Perşembe Mayıs 2, 2024

Ilımlı İslam projesi ve İhvan mesajı

İslam dininin iktidar, devlet ve siyasetle ilişkisi dini, siyasi ve sosyal çevrelerin, egemen güçlerin sürekli gündeminde olmuştur. Bu ilgi “yakın tarih” diyebileceğimiz zaman dilimi içinde oldukça artmıştır. Siyasal İslam olgusu toplumsal yaşam içerisinde daha çok yer almaya başladıkça ilginin dozajı da yükselmiştir. Son olarak Mısır’da İhvan hareketinin darbeyle dağıtılması, üyeleri hakkında alınan idam kararları bu gerçekliğin bir yansımasıdır. “Siyasal İslam”ın yani siyaset ve din/İslam kavramlarının biraradalığını bu dinin ortaya çıkış yıllarına kadar götürmek mümkündür. Mekke aristokrasisinin kendi iktidarlarını ve kurdukları toplumsal düzene yönelik bir tehlike olarak aldığı İslam’ın yayılışına karşı tutumu, Muhammed ve takipçilerinin İslam’ın çağrısına uyanların Mekke’de barınamaması ve Medine’ye hicret süreci bu açıdan örnektir. Burada, İslam’ın toplumsal, sosyal, kültürel temelleri atılmıştır. İslam coğrafyasında böylesi bir gerçeklik vardır.

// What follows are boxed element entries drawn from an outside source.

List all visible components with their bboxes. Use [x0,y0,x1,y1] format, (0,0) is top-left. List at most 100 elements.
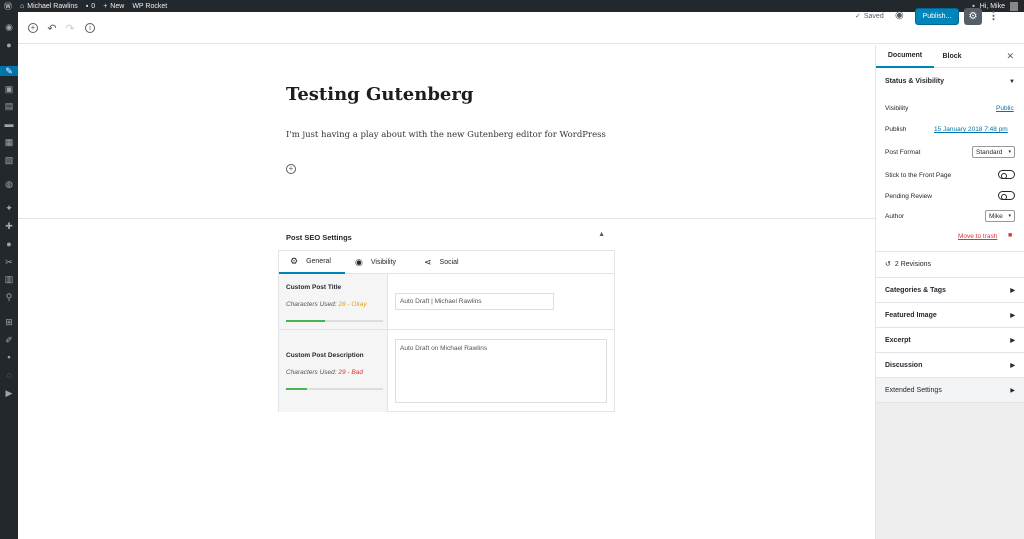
custom-post-title-label: Custom Post Title [286,284,342,291]
seo-icon[interactable]: ⚲ [4,292,14,302]
inline-add-block-icon[interactable]: + [286,164,296,174]
tab-document[interactable]: Document [876,45,934,68]
description-progress-fill [286,388,308,390]
home-icon: ⌂ [20,2,25,10]
jetpack-icon[interactable]: ● [4,40,14,50]
tab-block[interactable]: Block [934,45,970,68]
move-to-trash-link[interactable]: Move to trash [958,233,997,240]
visibility-label: Visibility [885,105,909,112]
pending-review-toggle[interactable] [998,191,1015,200]
preview-eye-icon[interactable]: ◉ [895,10,904,21]
custom-post-description-textarea[interactable]: Auto Draft on Michael Rawlins [395,339,607,403]
avatar[interactable] [1010,1,1018,11]
publish-button[interactable]: Publish... [915,8,959,25]
settings-sidebar: Document Block ✕ Status & Visibility ▼ V… [875,45,1024,539]
chars-status-bad: 29 - Bad [338,369,363,376]
seo-row-title: Custom Post Title Characters Used: 28 - … [279,274,614,330]
chars-prefix: Characters Used: [286,301,339,308]
status-visibility-panel-header[interactable]: Status & Visibility ▼ [876,69,1024,94]
post-title[interactable]: Testing Gutenberg [286,84,473,105]
tab-visibility[interactable]: ◉ Visibility [355,251,415,274]
site-name-link[interactable]: ⌂ Michael Rawlins [20,3,78,10]
redo-icon[interactable]: ↷ [64,22,76,35]
wp-rocket-link[interactable]: WP Rocket [132,3,167,10]
feedback-icon[interactable]: ▦ [4,137,14,147]
site-name-label: Michael Rawlins [27,2,78,10]
tab-general-label: General [306,258,331,265]
settings-icon[interactable]: ▥ [4,274,14,284]
select-caret-icon: ▾ [1008,213,1011,219]
settings-gear-icon[interactable]: ⚙ [964,8,982,25]
info-icon[interactable]: i [84,22,96,34]
plugins-icon[interactable]: ✚ [4,221,14,231]
custom-post-title-input[interactable]: Auto Draft | Michael Rawlins [395,293,554,310]
appearance-icon[interactable]: ✦ [4,203,14,213]
post-format-select[interactable]: Standard ▾ [972,146,1015,158]
close-icon[interactable]: ✕ [1006,51,1014,62]
sidebar-tabs: Document Block ✕ [876,45,1024,68]
eye-icon: ◉ [355,257,363,267]
more-options-icon[interactable]: ⋮ [988,9,999,22]
collapse-arrow-icon[interactable]: ▲ [598,231,605,238]
dashboard-icon[interactable]: ◉ [4,22,14,32]
woocommerce-icon[interactable]: ◍ [4,179,14,189]
title-progress-bar [286,320,383,322]
gear-icon: ⚙ [290,256,299,266]
tab-general[interactable]: ⚙ General [279,251,345,274]
discussion-panel-header[interactable]: Discussion ▶ [876,353,1024,378]
panel-divider [876,251,1024,252]
camera-icon[interactable]: ▪ [4,352,14,362]
comments-link[interactable]: ▪ 0 [86,3,95,10]
layouts-icon[interactable]: ⊞ [4,317,14,327]
panel-label: Discussion [885,361,923,369]
excerpt-panel-header[interactable]: Excerpt ▶ [876,328,1024,353]
pages-icon[interactable]: ▤ [4,101,14,111]
caret-right-icon: ▶ [1010,287,1015,294]
add-block-icon[interactable]: + [27,22,39,34]
editor-icon[interactable]: ✐ [4,335,14,345]
caret-right-icon: ▶ [1010,337,1015,344]
visibility-value-link[interactable]: Public [996,105,1014,112]
paragraph-block[interactable]: I'm just having a play about with the ne… [286,130,606,140]
play-icon[interactable]: ▶ [4,388,14,398]
admin-bar: Ⓦ ⌂ Michael Rawlins ▪ 0 + New WP Rocket … [0,0,1024,12]
seo-metabox-title[interactable]: Post SEO Settings [286,233,352,242]
sidebar-empty-area [876,403,1024,539]
custom-post-description-label: Custom Post Description [286,352,364,359]
panel-label: Featured Image [885,311,937,319]
pending-review-label: Pending Review [885,193,932,200]
tab-social[interactable]: ⋖ Social [424,251,474,274]
shield-icon[interactable]: ◌ [4,370,14,380]
author-label: Author [885,213,905,220]
caret-right-icon: ▶ [1010,362,1015,369]
categories-tags-panel-header[interactable]: Categories & Tags ▶ [876,278,1024,303]
seo-tabs: ⚙ General ◉ Visibility ⋖ Social [278,250,615,274]
revisions-link[interactable]: ↺ 2 Revisions [885,260,931,269]
tools-icon[interactable]: ✂ [4,257,14,267]
media-icon[interactable]: ▣ [4,84,14,94]
author-select[interactable]: Mike ▾ [985,210,1015,222]
extended-settings-panel-header[interactable]: Extended Settings ▶ [876,378,1024,403]
undo-icon[interactable]: ↶ [46,22,58,35]
comments-count: 0 [91,2,96,10]
history-icon: ↺ [885,261,891,268]
sticky-toggle[interactable] [998,170,1015,179]
seo-row-description: Custom Post Description Characters Used:… [279,330,614,412]
chars-status-okay: 28 - Okay [338,301,367,308]
seo-body: Custom Post Title Characters Used: 28 - … [278,274,615,412]
forms-icon[interactable]: ▧ [4,155,14,165]
comments-icon[interactable]: ▬ [4,119,14,129]
post-format-label: Post Format [885,149,921,156]
wordpress-logo-icon[interactable]: Ⓦ [4,1,12,12]
trash-icon[interactable]: ■ [1008,232,1012,239]
status-visibility-title: Status & Visibility [885,78,944,85]
publish-date-link[interactable]: 15 January 2018 7:48 pm [934,126,1008,133]
featured-image-panel-header[interactable]: Featured Image ▶ [876,303,1024,328]
new-content-link[interactable]: + New [103,3,124,10]
author-value: Mike [989,212,1003,220]
post-format-value: Standard [976,148,1003,156]
select-caret-icon: ▾ [1008,149,1011,155]
posts-icon[interactable]: ✎ [0,66,18,76]
users-icon[interactable]: ● [4,239,14,249]
seo-label-column: Custom Post Description Characters Used:… [279,330,388,412]
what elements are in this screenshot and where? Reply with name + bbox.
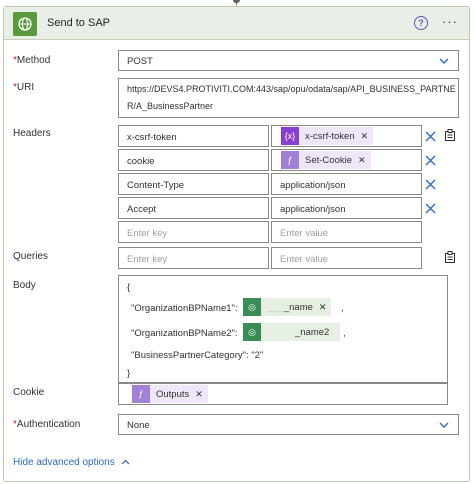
header-key-input[interactable]: Accept [118,197,269,219]
http-action-card: Send to SAP ? ··· *Method POST *URI http… [3,6,470,482]
remove-token-icon[interactable]: ✕ [355,131,374,142]
dynamic-content-token[interactable]: ◎ _name2 [243,323,341,341]
delete-row-icon[interactable] [425,155,436,166]
hide-advanced-options-link[interactable]: Hide advanced options [13,457,115,468]
body-input[interactable]: { "OrganizationBPName1": ◎ ___ _name ✕ ,… [118,275,448,383]
header-key-input[interactable]: x-csrf-token [118,125,269,147]
authentication-label: *Authentication [13,419,81,430]
dynamic-content-token[interactable]: ◎ ___ _name ✕ [243,298,332,316]
cookie-input[interactable]: ƒ Outputs ✕ [118,383,448,405]
header-value-input[interactable]: {x} x-csrf-token ✕ [271,125,422,147]
more-options-icon[interactable]: ··· [442,14,458,29]
body-category-line: "BusinessPartnerCategory": "2" [131,350,264,361]
chevron-down-icon [439,422,449,428]
dynamic-content-token[interactable]: ƒ Set-Cookie ✕ [281,151,371,169]
body-key-name2: "OrganizationBPName2": [131,328,238,339]
cookie-label: Cookie [13,387,45,398]
action-title[interactable]: Send to SAP [47,17,110,29]
uri-input[interactable]: https://DEVS4.PROTIVITI.COM:443/sap/opu/… [118,78,459,118]
authentication-dropdown[interactable]: None [118,414,459,435]
action-header[interactable]: Send to SAP ? ··· [4,7,469,40]
query-key-input[interactable]: Enter key [118,247,269,269]
method-dropdown[interactable]: POST [118,50,459,71]
headers-label: Headers [13,128,51,139]
variable-icon: {x} [281,127,299,145]
authentication-value: None [127,420,150,431]
query-value-input[interactable]: Enter value [271,247,422,269]
switch-to-text-mode-icon[interactable] [444,251,456,263]
method-label: *Method [13,55,51,66]
dynamic-value-icon: ◎ [243,323,261,341]
body-key-name1: "OrganizationBPName1": [131,303,238,314]
delete-row-icon[interactable] [425,203,436,214]
http-globe-icon [13,12,37,36]
help-icon[interactable]: ? [414,16,428,30]
delete-row-icon[interactable] [425,179,436,190]
flow-connector-dot [233,0,240,3]
uri-line-2: R/A_BusinessPartner [127,101,214,111]
method-value: POST [127,56,153,67]
delete-row-icon[interactable] [425,131,436,142]
header-key-input[interactable]: cookie [118,149,269,171]
header-value-input[interactable]: ƒ Set-Cookie ✕ [271,149,422,171]
header-value-input[interactable]: application/json [271,197,422,219]
remove-token-icon[interactable]: ✕ [189,389,208,400]
body-label: Body [13,280,36,291]
header-key-input[interactable]: Enter key [118,221,269,243]
dynamic-content-token[interactable]: {x} x-csrf-token ✕ [281,127,374,145]
dynamic-content-token[interactable]: ƒ Outputs ✕ [132,385,208,403]
chevron-down-icon [439,58,449,64]
remove-token-icon[interactable]: ✕ [352,155,371,166]
uri-line-1: https://DEVS4.PROTIVITI.COM:443/sap/opu/… [127,84,456,94]
remove-token-icon[interactable]: ✕ [313,302,332,313]
header-key-input[interactable]: Content-Type [118,173,269,195]
queries-label: Queries [13,251,49,262]
expression-icon: ƒ [281,151,299,169]
header-value-input[interactable]: Enter value [271,221,422,243]
chevron-up-icon[interactable] [121,458,130,467]
header-value-input[interactable]: application/json [271,173,422,195]
switch-to-text-mode-icon[interactable] [444,129,456,141]
uri-label: *URI [13,82,35,93]
expression-icon: ƒ [132,385,150,403]
dynamic-value-icon: ◎ [243,298,261,316]
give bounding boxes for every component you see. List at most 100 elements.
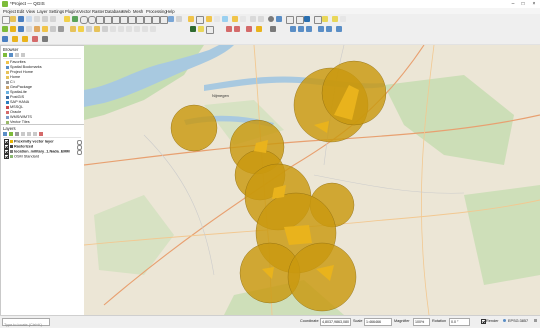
- menu-database[interactable]: Database: [105, 9, 123, 14]
- add-wms-icon[interactable]: [58, 26, 64, 32]
- browser-item-home[interactable]: Home: [6, 75, 20, 79]
- save-project-icon[interactable]: [18, 16, 24, 22]
- expand-all-icon[interactable]: [27, 132, 31, 136]
- gps-center-icon[interactable]: [336, 26, 342, 32]
- add-selected-icon[interactable]: [3, 53, 7, 57]
- zoom-full-icon[interactable]: [104, 16, 112, 24]
- undo-icon[interactable]: [142, 26, 148, 32]
- zoom-out-icon[interactable]: [88, 16, 96, 24]
- rotation-field[interactable]: 0.0 °: [449, 318, 470, 326]
- gps-add-vertex-icon[interactable]: [318, 26, 324, 32]
- print-layout-icon[interactable]: [34, 16, 40, 22]
- zoom-native-icon[interactable]: [128, 16, 136, 24]
- add-delimited-text-icon[interactable]: [34, 26, 40, 32]
- select-by-expression-icon[interactable]: [240, 16, 246, 22]
- more-tools-icon[interactable]: [340, 16, 346, 22]
- identify-icon[interactable]: [188, 16, 194, 22]
- filter-browser-icon[interactable]: [15, 53, 19, 57]
- new-map-view-icon[interactable]: [152, 16, 160, 24]
- magnifier-field[interactable]: 100%: [413, 318, 430, 326]
- select-by-value-icon[interactable]: [232, 16, 238, 22]
- browser-item-oracle[interactable]: Oracle: [6, 110, 21, 114]
- map-canvas[interactable]: Nijmegen: [84, 45, 540, 315]
- paste-features-icon[interactable]: [134, 26, 140, 32]
- zoom-layer-icon[interactable]: [120, 16, 128, 24]
- pan-to-selection-icon[interactable]: [72, 16, 78, 22]
- menu-project[interactable]: Project: [3, 9, 16, 14]
- data-source-manager-icon[interactable]: [2, 26, 8, 32]
- map-tips-icon[interactable]: [286, 16, 294, 24]
- close-icon[interactable]: ×: [529, 0, 539, 8]
- menu-view[interactable]: View: [26, 9, 35, 14]
- change-label-icon[interactable]: [246, 26, 252, 32]
- locator-search-input[interactable]: Type to locate (Ctrl+K): [2, 318, 50, 327]
- menu-edit[interactable]: Edit: [17, 9, 24, 14]
- select-features-icon[interactable]: [206, 16, 212, 22]
- add-group-icon[interactable]: [9, 132, 13, 136]
- filter-legend-icon[interactable]: [21, 132, 25, 136]
- menu-raster[interactable]: Raster: [92, 9, 104, 14]
- add-spatialite-icon[interactable]: [42, 26, 48, 32]
- python-console-icon[interactable]: [276, 16, 282, 22]
- zoom-rubberband-icon[interactable]: [96, 16, 104, 24]
- annotation-icon[interactable]: [314, 16, 322, 24]
- gps-reset-icon[interactable]: [326, 26, 332, 32]
- move-label-icon[interactable]: [226, 26, 232, 32]
- add-mesh-layer-icon[interactable]: [26, 26, 32, 32]
- coordinate-field[interactable]: 4,8037,9863,080: [320, 318, 351, 326]
- menu-web[interactable]: Web: [122, 9, 131, 14]
- toggle-editing-icon[interactable]: [78, 26, 84, 32]
- browser-item-c-drive[interactable]: C:\: [6, 80, 15, 84]
- zoom-in-icon[interactable]: [80, 16, 88, 24]
- browser-item-postgis[interactable]: PostGIS: [6, 95, 24, 99]
- plugin-3-icon[interactable]: [22, 36, 28, 42]
- maximize-icon[interactable]: □: [518, 0, 528, 8]
- move-diagram-icon[interactable]: [270, 26, 276, 32]
- show-hide-labels-icon[interactable]: [256, 26, 262, 32]
- browser-item-favorites[interactable]: Favorites: [6, 60, 26, 64]
- collapse-all-layers-icon[interactable]: [33, 132, 37, 136]
- cut-features-icon[interactable]: [118, 26, 124, 32]
- digitize-icon[interactable]: [94, 26, 100, 32]
- layer-visibility-checkbox[interactable]: [4, 154, 9, 159]
- layer-indicator-icon[interactable]: [77, 150, 82, 155]
- browser-item-mssql[interactable]: MSSQL: [6, 105, 23, 109]
- label-toolbar-icon[interactable]: [190, 26, 196, 32]
- open-layer-styling-icon[interactable]: [3, 132, 7, 136]
- browser-item-sap-hana[interactable]: SAP HANA: [6, 100, 29, 104]
- collapse-all-icon[interactable]: [21, 53, 25, 57]
- rotate-label-icon[interactable]: [234, 26, 240, 32]
- crs-globe-icon[interactable]: [503, 319, 506, 322]
- new-project-icon[interactable]: [2, 16, 10, 24]
- crs-label[interactable]: EPSG:3857: [508, 319, 528, 323]
- refresh-browser-icon[interactable]: [9, 53, 13, 57]
- delete-selected-icon[interactable]: [110, 26, 116, 32]
- scale-field[interactable]: 1:466466: [364, 318, 392, 326]
- open-project-icon[interactable]: [10, 16, 16, 22]
- copy-features-icon[interactable]: [126, 26, 132, 32]
- add-vector-layer-icon[interactable]: [10, 26, 16, 32]
- browser-item-spatial-bookmarks[interactable]: Spatial Bookmarks: [6, 65, 42, 69]
- menu-mesh[interactable]: Mesh: [133, 9, 143, 14]
- zoom-selection-icon[interactable]: [112, 16, 120, 24]
- refresh-icon[interactable]: [176, 16, 182, 22]
- menu-settings[interactable]: Settings: [49, 9, 64, 14]
- menu-vector[interactable]: Vector: [79, 9, 91, 14]
- menu-processing[interactable]: Processing: [146, 9, 167, 14]
- browser-item-wms[interactable]: WMS/WMTS: [6, 115, 32, 119]
- menu-layer[interactable]: Layer: [37, 9, 47, 14]
- style-manager-icon[interactable]: [50, 16, 56, 22]
- menu-help[interactable]: Help: [166, 9, 175, 14]
- label-icon[interactable]: [332, 16, 338, 22]
- show-bookmarks-icon[interactable]: [304, 16, 310, 22]
- text-annotation-icon[interactable]: [322, 16, 328, 22]
- add-raster-layer-icon[interactable]: [18, 26, 24, 32]
- browser-item-geopackage[interactable]: GeoPackage: [6, 85, 32, 89]
- remove-layer-icon[interactable]: [39, 132, 43, 136]
- save-as-icon[interactable]: [26, 16, 32, 22]
- browser-item-project-home[interactable]: Project Home: [6, 70, 33, 74]
- select-dropdown-icon[interactable]: [214, 16, 220, 22]
- statistics-icon[interactable]: [258, 16, 264, 22]
- zoom-last-icon[interactable]: [136, 16, 144, 24]
- plugin-4-icon[interactable]: [32, 36, 38, 42]
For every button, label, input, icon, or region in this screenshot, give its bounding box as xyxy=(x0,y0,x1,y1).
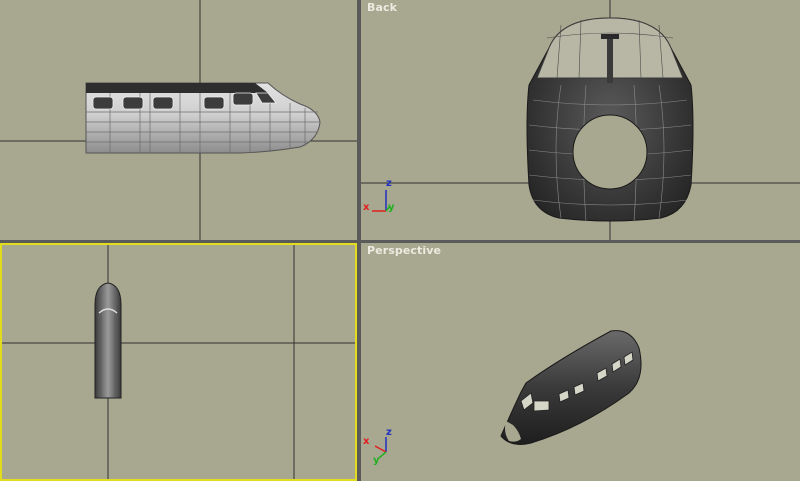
axis-y-label: y xyxy=(388,202,395,213)
fuselage-perspective-mesh xyxy=(500,330,642,445)
viewport-side-canvas xyxy=(0,0,357,240)
viewport-perspective-canvas xyxy=(374,330,642,459)
fuselage-back-mesh xyxy=(526,17,694,223)
axis-x-label: x xyxy=(363,202,370,213)
axis-z-label: z xyxy=(386,427,392,438)
viewport-top-canvas xyxy=(2,245,355,479)
fuselage-side-mesh xyxy=(85,82,321,154)
viewport-label: Perspective xyxy=(367,244,442,257)
viewport-back-canvas xyxy=(361,0,800,240)
viewport-side[interactable] xyxy=(0,0,357,240)
axis-z-label: z xyxy=(386,178,392,189)
viewport-back[interactable]: Back z x y xyxy=(361,0,800,240)
axis-x-label: x xyxy=(363,436,370,447)
viewport-label: Back xyxy=(367,1,398,14)
viewport-top[interactable] xyxy=(0,243,357,481)
fuselage-top-mesh xyxy=(94,282,122,399)
axis-y-label: y xyxy=(373,455,380,466)
viewport-perspective[interactable]: Perspective z x y xyxy=(361,243,800,481)
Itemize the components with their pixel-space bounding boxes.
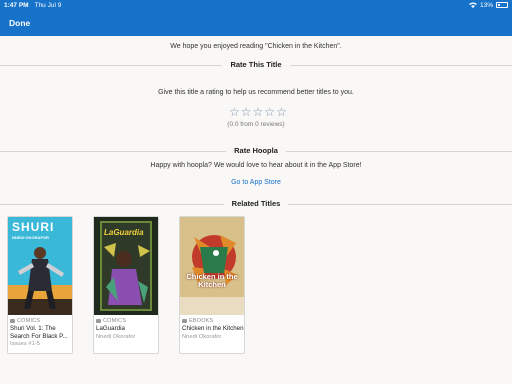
battery-icon [496, 2, 508, 8]
status-time: 1:47 PM [4, 1, 29, 9]
format-text: EBOOKS [189, 318, 214, 324]
app-store-link[interactable]: Go to App Store [231, 179, 281, 186]
card-meta: EBOOKS Chicken in the Kitchen Nnedi Okor… [182, 318, 244, 340]
star-icon[interactable]: ☆ [276, 106, 287, 118]
status-date: Thu Jul 9 [34, 1, 62, 9]
app-store-link-row: Go to App Store [0, 179, 512, 186]
status-bar: 1:47 PM Thu Jul 9 13% [0, 0, 512, 10]
card-subtitle: Nnedi Okorafor [96, 333, 136, 340]
card-subtitle: Nnedi Okorafor [182, 333, 222, 340]
format-text: COMICS [17, 318, 41, 324]
rate-title-header: Rate This Title [0, 60, 512, 70]
star-icon[interactable]: ☆ [253, 106, 264, 118]
star-rating: ☆ ☆ ☆ ☆ ☆ [229, 106, 287, 118]
related-titles-header: Related Titles [0, 199, 512, 209]
rate-hoopla-prompt: Happy with hoopla? We would love to hear… [150, 162, 362, 169]
cover-title: SHURI [12, 220, 55, 234]
cover-title: Chicken in the Kitchen [186, 272, 238, 289]
divider [290, 65, 512, 66]
cover-art [8, 247, 72, 315]
done-button[interactable]: Done [9, 18, 30, 28]
card-meta: COMICS Shuri Vol. 1: The Search For Blac… [10, 318, 72, 347]
divider [286, 151, 512, 152]
card-title: LaGuardia [96, 325, 125, 332]
rate-title-prompt: Give this title a rating to help us reco… [158, 89, 354, 96]
rating-summary: (0.0 from 0 reviews) [227, 121, 285, 128]
comic-icon [96, 319, 101, 323]
format-label: EBOOKS [182, 318, 244, 324]
card-title: Shuri Vol. 1: The Search For Black P... [10, 325, 68, 340]
book-cover: LaGuardia [94, 217, 158, 315]
cover-author: NNEDI OKORAFOR [12, 235, 49, 240]
divider [288, 204, 512, 205]
wifi-icon [468, 2, 477, 8]
book-cover: SHURI NNEDI OKORAFOR [8, 217, 72, 315]
related-title-card[interactable]: LaGuardia COMICS LaGuardia Nnedi Okorafo… [93, 216, 159, 354]
battery-percent: 13% [479, 1, 493, 9]
card-title: Chicken in the Kitchen [182, 325, 244, 332]
card-subtitle: Issues #1-5 [10, 341, 40, 347]
format-text: COMICS [103, 318, 127, 324]
rate-hoopla-header: Rate Hoopla [0, 146, 512, 156]
star-icon[interactable]: ☆ [264, 106, 275, 118]
nav-bar: Done [0, 10, 512, 36]
related-title-card[interactable]: Chicken in the Kitchen EBOOKS Chicken in… [179, 216, 245, 354]
related-title-card[interactable]: SHURI NNEDI OKORAFOR COMICS Shuri Vol. 1… [7, 216, 73, 354]
thanks-message: We hope you enjoyed reading "Chicken in … [170, 43, 342, 50]
cover-art [180, 217, 244, 315]
book-cover: Chicken in the Kitchen [180, 217, 244, 315]
card-meta: COMICS LaGuardia Nnedi Okorafor [96, 318, 158, 340]
cover-title: LaGuardia [104, 228, 144, 237]
star-icon[interactable]: ☆ [229, 106, 240, 118]
book-icon [182, 319, 187, 323]
star-icon[interactable]: ☆ [241, 106, 252, 118]
format-label: COMICS [96, 318, 158, 324]
comic-icon [10, 319, 15, 323]
format-label: COMICS [10, 318, 72, 324]
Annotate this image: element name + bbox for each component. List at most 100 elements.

İslam, dinsel ve siyasal sorumluluklar arasında ayrımın yapılmadığı bir inanç yapısında gelişmiş, özellikleri böyle biçimlenmiştir. Halifelik makamı, din ve siyasetin birleştiği bir makamdır, halife hem din hem siyaset işlerinden sorumludur. Öte yandan din toplumsal-sosyal yaşamda sürekli ve canlı bir olgu olarak yaşamaktadır. İslam yalnızca öte dünyacı değil bu dünya yaşamının neye göre nasıl yaşanması gerektiği üzerinde duran ve ölçütler koyan bir dindir. Bu açıdan İslam’ın maddi ve sosyal yaşamı düzenleme ve yürütme aygıtı olarak siyaset dışı kalması, siyasetten bağımsız olması mümkün değildir. Ve asıl mesele de buradadır; nasıl bir İslam, nasıl bir siyasallaşma? Egemenler açısından bu sorunun cevabı çok önemlidir. Bu noktada genel olarak iki ayrım noktası belirmiştir; inanç yapısının bireysel mi toplumsal formda mı gelişeceği üzerinde durulmuştur. Egemenlerin İslam’ın siyasallaşması sürecinin birinci anlayış temelinde gelişmesini hedeflediği bilinmektedir. Toplumsal form tehlikeli görülmüş ve gelişmesi sürekli önlenmiştir. Genel olarak inançlar konusunda egemenlerin tutumu böyle olmuştur.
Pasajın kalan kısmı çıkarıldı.